Geraldo Alckmin passou a defender o voto útil como uma forma de chegar ao segundo turno, dizendo que votar em Bolsonaro é eleger o PT. Mas em agosto do ano 2000, quando era candidato a prefeito de São Paulo, ele criticou esse expediente com a seguinte declaração: “falar em voto útil é ser contra a democracia porque evita debate de ideias e tira do leitor o direito de comparar as propostas dos candidatos”.

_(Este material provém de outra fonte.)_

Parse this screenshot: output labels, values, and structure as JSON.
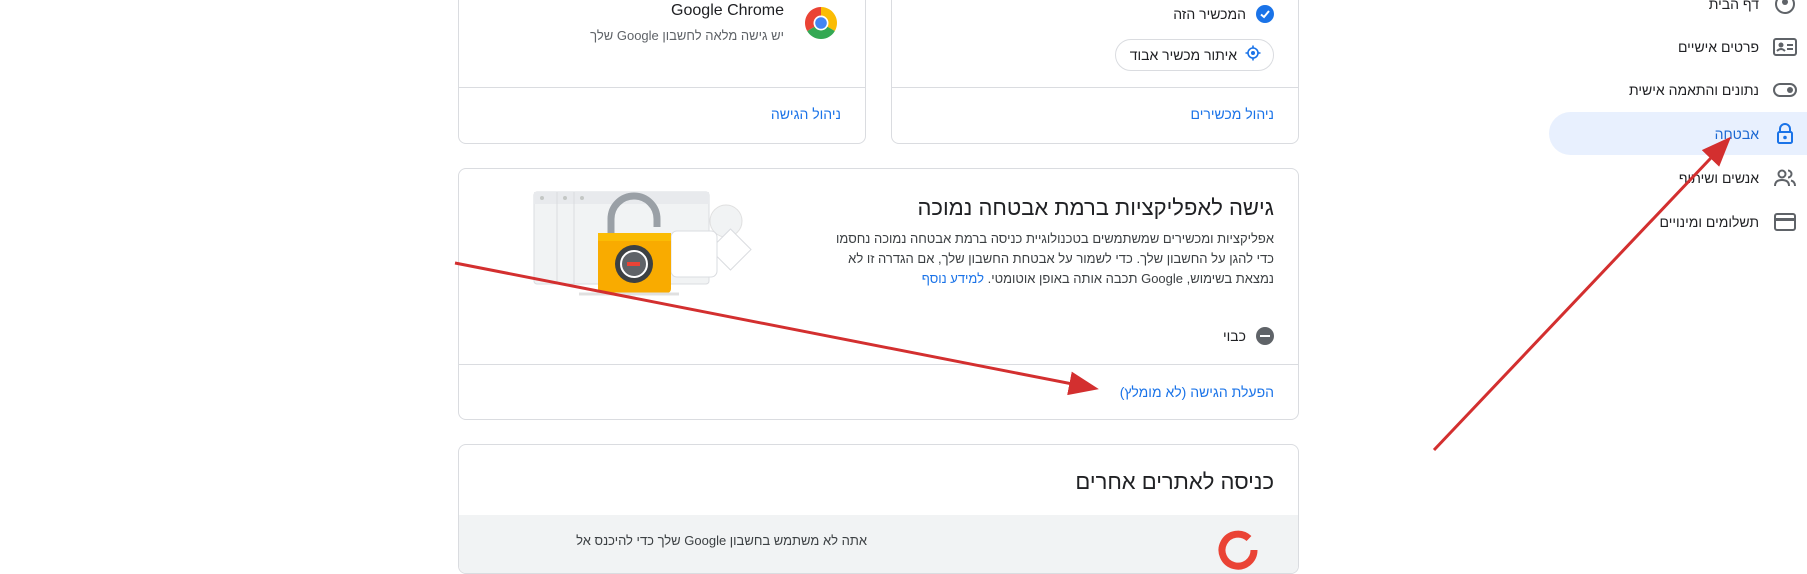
{
  "nav": {
    "items": [
      {
        "label": "דף הבית",
        "icon": "home-icon",
        "active": false
      },
      {
        "label": "פרטים אישיים",
        "icon": "id-card-icon",
        "active": false
      },
      {
        "label": "נתונים והתאמה אישית",
        "icon": "toggle-icon",
        "active": false
      },
      {
        "label": "אבטחה",
        "icon": "lock-icon",
        "active": true
      },
      {
        "label": "אנשים ושיתוף",
        "icon": "people-icon",
        "active": false
      },
      {
        "label": "תשלומים ומינויים",
        "icon": "credit-card-icon",
        "active": false
      }
    ]
  },
  "devices_card": {
    "this_device": "המכשיר הזה",
    "find_device_button": "איתור מכשיר אבוד",
    "manage_link": "ניהול מכשירים"
  },
  "apps_card": {
    "app_name": "Google Chrome",
    "app_desc": "יש גישה מלאה לחשבון Google שלך",
    "manage_link": "ניהול הגישה"
  },
  "less_secure_card": {
    "title": "גישה לאפליקציות ברמת אבטחה נמוכה",
    "desc": "אפליקציות ומכשירים שמשתמשים בטכנולוגיית כניסה ברמת אבטחה נמוכה נחסמו כדי להגן על החשבון שלך. כדי לשמור על אבטחת החשבון שלך, אם הגדרה זו לא נמצאת בשימוש, Google תכבה אותה באופן אוטומטי.",
    "learn_more": "למידע נוסף",
    "status": "כבוי",
    "enable_link": "הפעלת הגישה (לא מומלץ)"
  },
  "other_sites_card": {
    "title": "כניסה לאתרים אחרים",
    "row_text": "אתה לא משתמש בחשבון Google שלך כדי להיכנס אל"
  },
  "colors": {
    "accent": "#1a73e8",
    "active_nav_bg": "#e8f0fe",
    "annotation_arrow": "#d32f2f"
  }
}
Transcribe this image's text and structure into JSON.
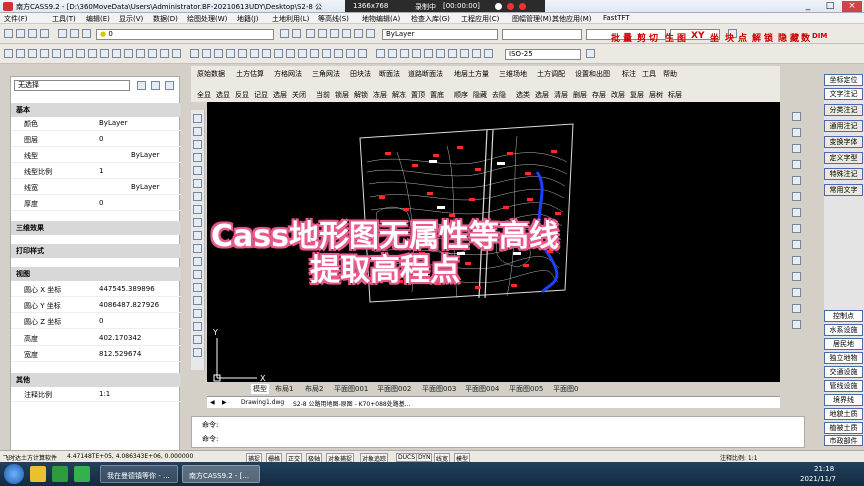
{
  "title": "南方CASS9.2 - [D:\\360MoveData\\Users\\Administrator.BF-20210613UDY\\Desktop\\S2-8 公",
  "recorder": {
    "resolution": "1366x768",
    "status": "录制中",
    "time": "[00:00:00]"
  },
  "menu": [
    "文件(F)",
    "工具(T)",
    "编辑(E)",
    "显示(V)",
    "数据(D)",
    "绘图处理(W)",
    "地籍(J)",
    "土地利用(L)",
    "等高线(S)",
    "地物编辑(A)",
    "检查入库(G)",
    "工程应用(C)",
    "图幅管理(M)",
    "其他应用(M)",
    "FastTFT"
  ],
  "toolbar": {
    "layer_value": "0",
    "color_value": "ByLayer",
    "dimstyle_value": "ISO-25",
    "red_buttons": [
      "批",
      "量",
      "剪",
      "切",
      "生",
      "图",
      "XY",
      "坐",
      "块",
      "点",
      "解",
      "锁",
      "隐",
      "藏",
      "数",
      "DIM"
    ]
  },
  "properties": {
    "selection": "无选择",
    "sections": {
      "basic": "基本",
      "three_d": "三维效果",
      "print": "打印样式",
      "view": "视图",
      "misc": "其他"
    },
    "basic": [
      {
        "label": "颜色",
        "value": "ByLayer"
      },
      {
        "label": "图层",
        "value": "0"
      },
      {
        "label": "线型",
        "value": "ByLayer"
      },
      {
        "label": "线型比例",
        "value": "1"
      },
      {
        "label": "线宽",
        "value": "ByLayer"
      },
      {
        "label": "厚度",
        "value": "0"
      }
    ],
    "view": [
      {
        "label": "圆心 X 坐标",
        "value": "447545.389896"
      },
      {
        "label": "圆心 Y 坐标",
        "value": "4086487.827926"
      },
      {
        "label": "圆心 Z 坐标",
        "value": "0"
      },
      {
        "label": "高度",
        "value": "402.170342"
      },
      {
        "label": "宽度",
        "value": "812.529674"
      }
    ],
    "misc": [
      {
        "label": "注释比例",
        "value": "1:1"
      }
    ]
  },
  "cass_tabs": [
    "原始数据",
    "土方估算",
    "方格网法",
    "三角网法",
    "田块法",
    "断面法",
    "道路断面法",
    "地层土方量",
    "三维场地",
    "土方调配",
    "设置和出图",
    "标注",
    "工具",
    "帮助"
  ],
  "cass_tools": [
    "全显",
    "选显",
    "反显",
    "记显",
    "选层",
    "关闭",
    "当前",
    "锁层",
    "解锁",
    "冻层",
    "解冻",
    "置顶",
    "置底",
    "顺序",
    "隐藏",
    "去隐",
    "选类",
    "选层",
    "清层",
    "删层",
    "存层",
    "改层",
    "复层",
    "层树",
    "标层"
  ],
  "layout_tabs": [
    "模型",
    "布局1",
    "布局2",
    "平面图001",
    "平面图002",
    "平面图003",
    "平面图004",
    "平面图005",
    "平面图0"
  ],
  "doc_tabs": [
    "Drawing1.dwg",
    "S2-8 公路用地图-原图 - K70+088处路基..."
  ],
  "command": {
    "prompt": "命令:"
  },
  "right_panel": {
    "top": [
      "坐标定位",
      "文字注记",
      "分类注记",
      "通用注记",
      "变换字体",
      "定义字型",
      "特殊注记",
      "常用文字"
    ],
    "bottom": [
      "控制点",
      "水系设施",
      "居民地",
      "独立地物",
      "交通设施",
      "管线设施",
      "境界线",
      "地貌土质",
      "植被土质",
      "市政部件"
    ]
  },
  "status": {
    "app": "飞时达土方计算软件",
    "coords": "4.47148TE+05, 4.086343E+06, 0.000000",
    "toggles": [
      "捕捉",
      "栅格",
      "正交",
      "极轴",
      "对象捕捉",
      "对象追踪",
      "DUCS",
      "DYN",
      "线宽",
      "模型"
    ],
    "scale": "注释比例: 1:1"
  },
  "taskbar": {
    "item1": "我在曼德镇等你 - ...",
    "item2": "南方CASS9.2 - [...",
    "time": "21:18",
    "date": "2021/11/7"
  },
  "overlay": {
    "line1": "Cass地形图无属性等高线",
    "line2": "提取高程点"
  }
}
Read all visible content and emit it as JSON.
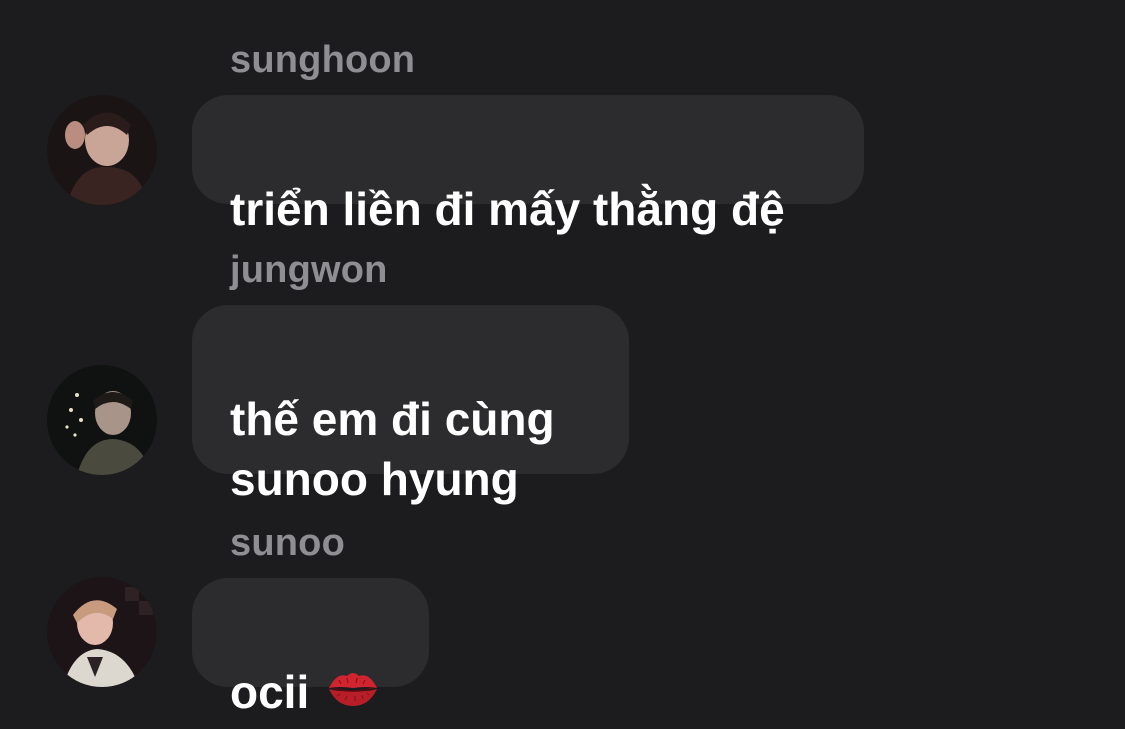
{
  "messages": [
    {
      "sender": "sunghoon",
      "text": "triển liền đi mấy thằng đệ",
      "avatar_icon": "avatar-sunghoon"
    },
    {
      "sender": "jungwon",
      "text": "thế em đi cùng\nsunoo hyung",
      "avatar_icon": "avatar-jungwon"
    },
    {
      "sender": "sunoo",
      "text": "ocii",
      "emoji": "kiss-mark-icon",
      "avatar_icon": "avatar-sunoo"
    }
  ],
  "colors": {
    "background": "#1c1c1e",
    "bubble": "#2c2c2e",
    "sender_name": "#8e8e93",
    "message_text": "#ffffff",
    "kiss_mark": "#d0252e"
  }
}
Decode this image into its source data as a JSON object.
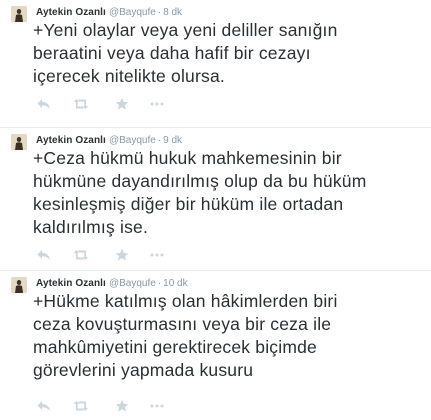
{
  "colors": {
    "text": "#292f33",
    "muted": "#8899a6",
    "action_icon": "#ccd6dd",
    "divider": "#e6ecf0"
  },
  "icons": {
    "reply": "reply-icon",
    "retweet": "retweet-icon",
    "favorite": "star-icon",
    "more": "more-icon"
  },
  "tweets": [
    {
      "fullname": "Aytekin Ozanlı",
      "username": "@Bayqufe",
      "separator": "·",
      "time": "8 dk",
      "text": "+Yeni olaylar veya yeni deliller sanığın\nberaatini veya daha hafif bir cezayı\niçerecek nitelikte olursa."
    },
    {
      "fullname": "Aytekin Ozanlı",
      "username": "@Bayqufe",
      "separator": "·",
      "time": "9 dk",
      "text": "+Ceza hükmü hukuk mahkemesinin bir\nhükmüne dayandırılmış olup da bu hüküm\nkesinleşmiş diğer bir hüküm ile ortadan\nkaldırılmış ise."
    },
    {
      "fullname": "Aytekin Ozanlı",
      "username": "@Bayqufe",
      "separator": "·",
      "time": "10 dk",
      "text": "+Hükme katılmış olan hâkimlerden biri\nceza kovuşturmasını veya bir ceza ile\nmahkûmiyetini gerektirecek biçimde\ngörevlerini yapmada kusuru"
    }
  ]
}
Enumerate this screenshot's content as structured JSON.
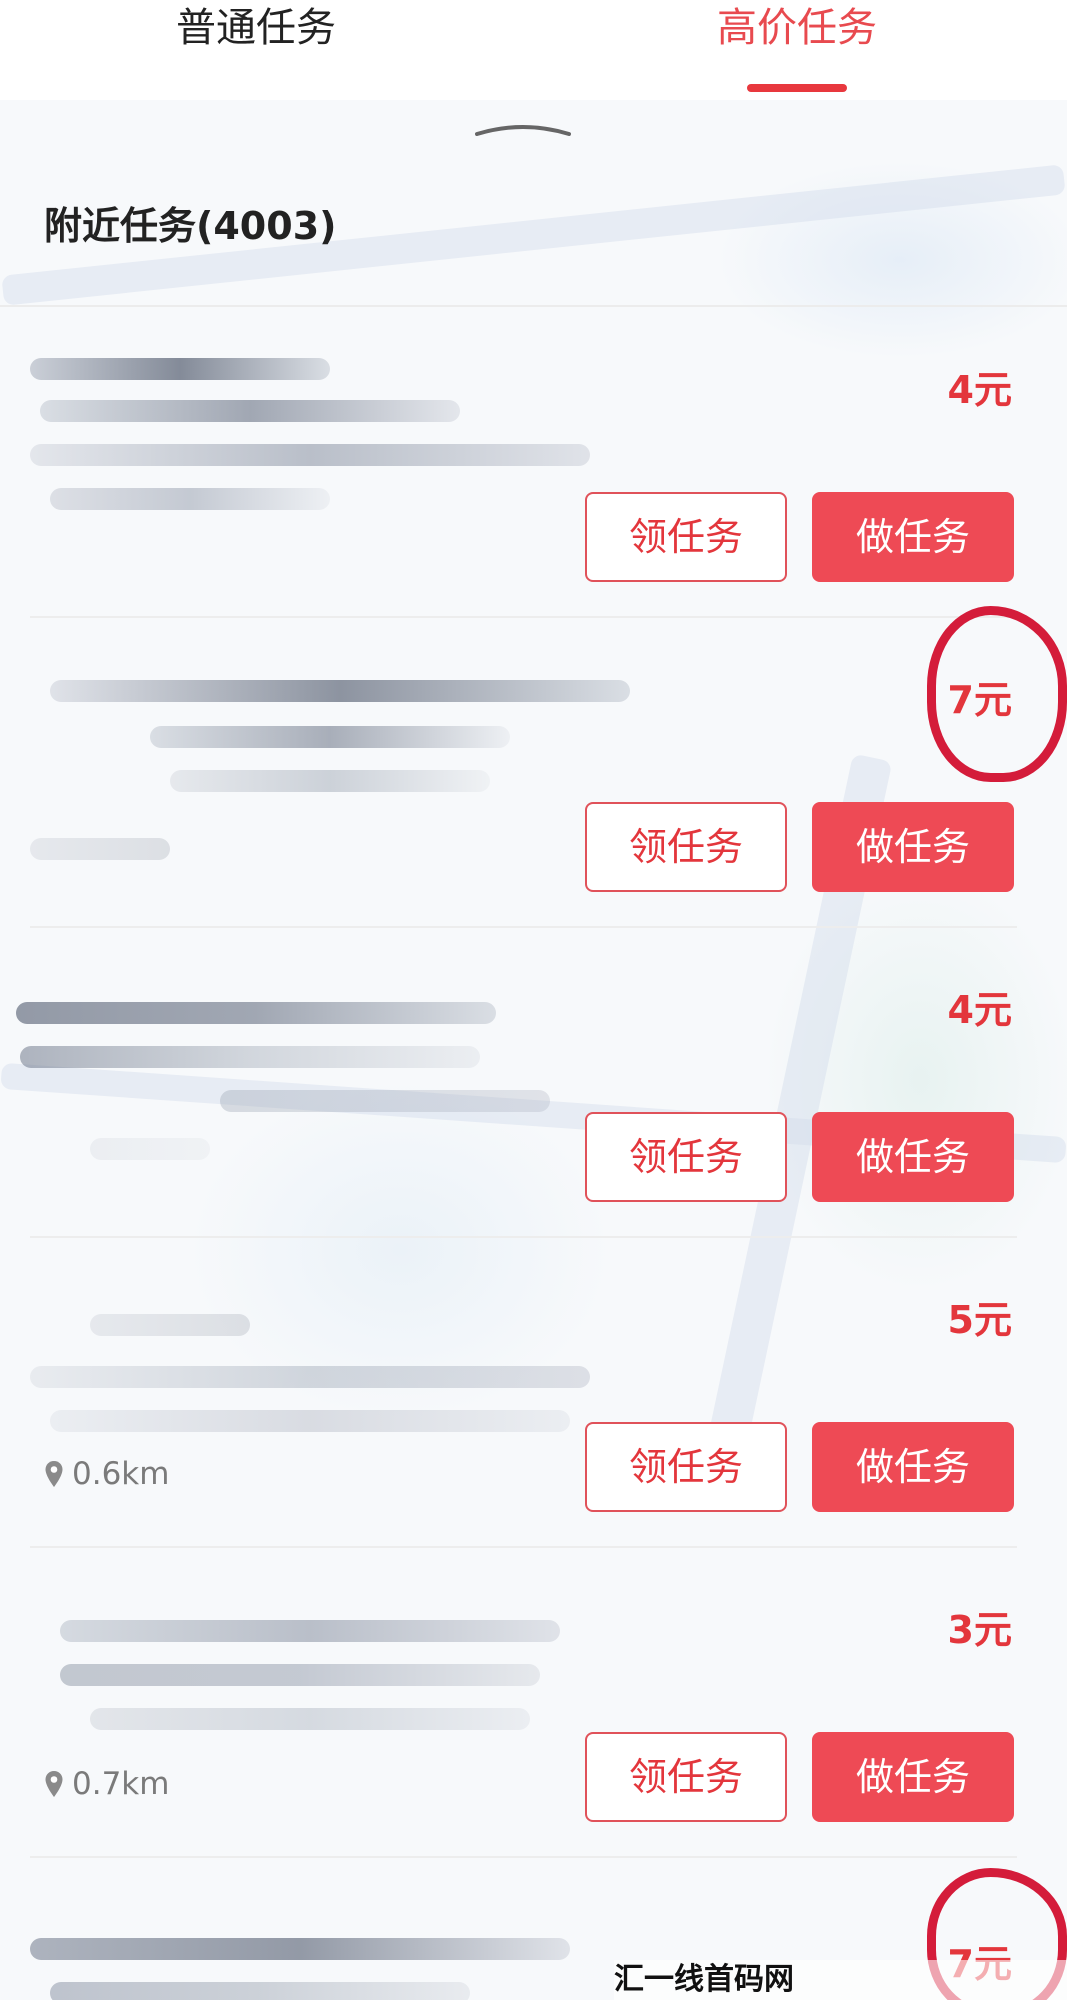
{
  "tabs": [
    {
      "label": "普通任务",
      "active": false
    },
    {
      "label": "高价任务",
      "active": true
    }
  ],
  "section": {
    "title": "附近任务(4003)"
  },
  "tasks": [
    {
      "price": "4元",
      "distance": "",
      "claim_label": "领任务",
      "do_label": "做任务",
      "circled": false
    },
    {
      "price": "7元",
      "distance": "",
      "claim_label": "领任务",
      "do_label": "做任务",
      "circled": true
    },
    {
      "price": "4元",
      "distance": "",
      "claim_label": "领任务",
      "do_label": "做任务",
      "circled": false
    },
    {
      "price": "5元",
      "distance": "0.6km",
      "claim_label": "领任务",
      "do_label": "做任务",
      "circled": false
    },
    {
      "price": "3元",
      "distance": "0.7km",
      "claim_label": "领任务",
      "do_label": "做任务",
      "circled": false
    },
    {
      "price": "7元",
      "distance": "",
      "circled": true
    }
  ],
  "watermark": "汇一线首码网 www.huiyixian.com",
  "colors": {
    "accent": "#e3363c",
    "button_fill": "#ee4a55",
    "annotation": "#d41c3a"
  },
  "icons": {
    "location": "location-pin-icon",
    "handle": "chevron-up-handle-icon"
  }
}
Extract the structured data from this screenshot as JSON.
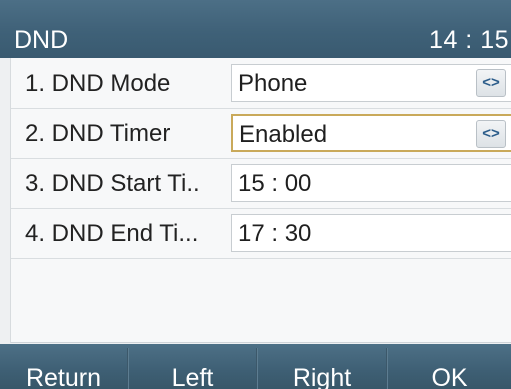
{
  "header": {
    "title": "DND",
    "time": "14 : 15"
  },
  "rows": [
    {
      "label": "1. DND Mode",
      "value": "Phone",
      "has_switch": true,
      "switch_icon": "<>"
    },
    {
      "label": "2. DND Timer",
      "value": "Enabled",
      "has_switch": true,
      "switch_icon": "<>",
      "selected": true
    },
    {
      "label": "3. DND Start Ti..",
      "value": "15 : 00",
      "has_switch": false
    },
    {
      "label": "4. DND End Ti...",
      "value": "17 : 30",
      "has_switch": false
    }
  ],
  "softkeys": [
    "Return",
    "Left",
    "Right",
    "OK"
  ],
  "colors": {
    "title_bar": "#3f6178",
    "softkey_bar": "#3e5f74",
    "selection_border": "#c9a95a",
    "switch_glyph": "#2b5c8a"
  }
}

O PSDB, no entanto, aposta agora que, se Fernando Haddad aparecer em segundo lugar nas pesquisas, será possível fazer com mais eficiência a pregação do voto útil em Alckmin, na linha de que só o tucano poderia evitar uma vitória do petista. Acontece que Jair Bolsonaro está tecnicamente empatado com Haddad nas projeções de segundo turno, tendo aparecido numericamente atrás no Datafolha – 38% a 39% – e na frente no Ibope, com diferença até maior  – 40% a 36%. Ou seja, por enquanto, nem as pesquisas – se alguém aí confia nelas – cravam uma derrota de Bolsonaro para o  PT – o que dificulta o marketing eleitoral de Alckmin.

Em tese, claro, não é  matematicamente impossível que, se houvesse um segundo turno entre Alckmin e Haddad,  o tucano vencesse.

Mas o fato de o PSDB ter sido derrotado nas quatro últimas eleições presidenciais para o PT em segundo turno, uma delas com próprio Alckmin como candidato, dificulta ainda mais a disseminação da crença de que ele teria mais chances que Bolsonaro contra Haddad.  Mas o PSDB sempre dependeu de voto útil. O que teve nessas quatro últimas derrotas foi em boa parte voto útil contra o PT.  Agora que há outras opções competitivas, o PSDB patina nas pesquisas porque só lhe restou o pouco eleitorado que tem. Até o Liberal João Amoedo, presidenciável do Partido Novo, começou ofensiva contra Alckmin porque identificou enorme potencial de migração desse eleitorado tucano para sua campanha.

Diante do drama eleitoral do PSDB Tasso Jereissati, ex-presidente do partido, listou o que chamou de “um conjunto de erros memoráveis que os tucanos cometeram” e concluiu  que “fomos engolidos pela tentação do poder”.

Mas a verdade é simples: o PSDB está pagando o preço de nunca ter virado à direita.

 

Fonte: Felipe Moura Brasil – Jornal da manhã JovemPan.